Let’s Talk About Sex Toys, Baby

Don’t feel the need to beat around the bush; self-pleasure should be shame-free

(Kristen Frier)

Girls are expected to talk about boys—in particular, the sex they have with boys—but very rarely do our coming-of-age stories include sharing the intimate relationships we have with our own bodies.

Growing from kids into women, we’re very seldom encouraged by those around us to discuss the details of our sexuality unless they revolve around expectant male partners, what we can do for them, and how well we can do it. When we do end up having that inevitably phallocentric chat, our conversations usually focus on how well we did at pleasing him, how he acted afterwards, and how we feel when the deed is done.

A woman talking about touching herself, and how she feels about doing so, is still too taboo to bring up casually. Ask to peek inside the bedside table of a woman in your life and you’ll likely see the blood rush to her cheeks.

Writing for Bustle, Jaleesa Jones says she was 14 the first time she lied about self-pleasure, responding “of course not!” when a friend asked her over the phone if she had ever masturbated. Hannah Travis of Odyssey shares a similar story, recalling how baffled she was that boys in her high school “could talk unabashedly about masturbation and porn without receiving the judgmental looks directed [her] way when [she] spoke openly about sex.”

Personally, I was 15 the first time I bought a sex toy and had absolutely no idea what I was doing. It was cheap and I was working part-time, so I ordered it from China, got it gift wrapped by Amazon so that my parents wouldn’t see what was inside, and waited two months for it to show up at my door. It was a hot pink dildo made of some terrible plastic and it was completely and utterly useless. It came with all the bells and whistles—and even had colourful LED lights inside—but physically, it did nothing for me.

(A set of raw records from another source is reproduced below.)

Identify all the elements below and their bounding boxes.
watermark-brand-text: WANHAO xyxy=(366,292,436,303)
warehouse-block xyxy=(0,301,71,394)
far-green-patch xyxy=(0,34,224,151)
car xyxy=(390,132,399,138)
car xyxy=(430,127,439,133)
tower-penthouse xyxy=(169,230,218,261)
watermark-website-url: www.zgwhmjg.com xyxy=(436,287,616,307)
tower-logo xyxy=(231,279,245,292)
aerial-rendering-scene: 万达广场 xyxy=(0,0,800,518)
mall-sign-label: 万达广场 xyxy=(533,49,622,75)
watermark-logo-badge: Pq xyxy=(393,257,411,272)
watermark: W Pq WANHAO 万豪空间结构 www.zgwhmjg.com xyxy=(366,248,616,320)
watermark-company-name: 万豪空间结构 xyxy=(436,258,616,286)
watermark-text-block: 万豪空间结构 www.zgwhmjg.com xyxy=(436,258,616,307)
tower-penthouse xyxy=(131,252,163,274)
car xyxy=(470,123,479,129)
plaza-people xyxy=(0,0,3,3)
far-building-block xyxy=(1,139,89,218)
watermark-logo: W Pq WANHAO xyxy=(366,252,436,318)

What it did do, however, was impress my long-distance boyfriend. So I kept it, reserved it for steamy Skype sessions, and then threw it away years later when I got a partner who told me that dildos were “gross” and “made him uncomfortable.”

Tossing it out wasn’t very feminist of me, but neither was keeping a toy that I absolutely hated just because it got my guy’s rocks off. Reflecting on the argument that led me to ditching the dildo did inspire me to examine my own relationship to self-pleasure, though. Now, I have a whole arsenal of tools that I adore and wouldn’t throw out for the world. It’s fun to have accepted that part of myself, but more than that, it’s freeing.

As women in today’s world, we’re still somewhat expected to serve and not be served. A woman’s appetite for pleasure is often seen as selfish and narcissistic. Ironically enough, that changes when this desire is incited by a man in her life—to give into sexual urges at the hands of a man is an act of servitude, more of a sacrificial notion than an indulgent one, and that makes it okay in patriarchal culture.

We should be allowed to be greedy when it comes to our own pleasure. That isn’t to say that it’s inherently progressive to get yourself off every day, or to have any sex drive at it all. What is progressive is being able to talk about anything relating to sex, love, and pleasure at all in an environment that’s consensual, safe, and free of shame.